Baird émit un soupir résigné et tenta de prendre un air compréhensif.

« Oui, mais vous savez, en soi, ça ne prouve rien…

— Michael m’a tout avoué, Rupert. Il a tenté de m’assassiner sur le bateau. C’est pour ça que nous sommes passés par-dessus bord. Finn et lui ont tué les parents de Finn. Puis il a tué Mrs Ferrer. Et ensuite Finn, et puis Danny. »

Baird me répondit par un hochement de tête moqueur et ses yeux se plissèrent, trahissant un sourire discret.

« Vous ne me croyez pas.

— Bien sûr que si je vous crois. Cependant, un flic cynique pourrait dire que vous avez vécu une expérience terrible, que vous souffrez de commotion cérébrale, vous êtes en état de choc, et il se peut que vous, enfin…

— Que j’aie tout imaginé ?

— Je suis un homme très prudent. Il faut que j’envisage ce que certains enquêteurs très sourcilleux en matière de preuves pourraient me dire avant de me renvoyer à la circulation. Si vous avez la moindre information concrète à nous fournir, nous serions ravis de nous remettre au travail. »

Je m’étais redressée sur le lit, mais en entendant cela je m’enfonçai à nouveau, épuisée, dans mes oreillers.

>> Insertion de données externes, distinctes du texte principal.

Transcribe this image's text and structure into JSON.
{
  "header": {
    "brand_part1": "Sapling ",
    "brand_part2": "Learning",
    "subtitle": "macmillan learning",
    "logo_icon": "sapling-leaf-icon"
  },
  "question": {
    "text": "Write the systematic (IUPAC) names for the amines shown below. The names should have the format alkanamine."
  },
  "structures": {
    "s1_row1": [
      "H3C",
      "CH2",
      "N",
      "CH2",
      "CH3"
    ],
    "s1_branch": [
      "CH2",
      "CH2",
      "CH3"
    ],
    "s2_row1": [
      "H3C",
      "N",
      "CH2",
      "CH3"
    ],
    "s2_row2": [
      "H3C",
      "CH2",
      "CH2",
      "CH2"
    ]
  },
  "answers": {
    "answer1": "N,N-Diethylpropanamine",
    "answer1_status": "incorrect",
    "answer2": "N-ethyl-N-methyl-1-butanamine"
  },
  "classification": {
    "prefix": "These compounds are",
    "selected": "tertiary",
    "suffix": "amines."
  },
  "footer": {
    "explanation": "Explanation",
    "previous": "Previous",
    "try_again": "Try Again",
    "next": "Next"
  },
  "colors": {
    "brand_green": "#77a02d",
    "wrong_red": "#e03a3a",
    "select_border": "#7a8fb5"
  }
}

« Je me fiche de ce que vous faites, Rupert. Pour ma part, je connais la vérité, et ça me suffit. Vous n’avez qu’à fouiller le hangar de Michael. Je crois que c’est là qu’il a conservé le corps de Danny. C’est là qu’il lui a fait écrire ce mot où il dit s’être suicidé. C’est là qu’il l’a abattu. »

Baird garda longtemps le silence. Il m’était impossible de voir son visage.

« D’accord, finit-il par dire. Nous irons fouiller son hangar. Je crois que les cinq minutes sont écoulées et il y a une autre sommité qui voudrait vous voir sans attendre.

— Oh, pour l’amour du ciel, si c’est Geoff Marsh ou un autre de ces crétins d’administrateurs, dites-lui d’aller se faire foutre. »

Baird sourit.

« Désolé, Sam. J’ai peur que la personne dont il s’agit ne soit trop haut placée pour que je puisse lui ordonner quoi que ce soit.

— Mais enfin, de qui s’agit-il ? C’est un membre de la famille royale ou quoi ?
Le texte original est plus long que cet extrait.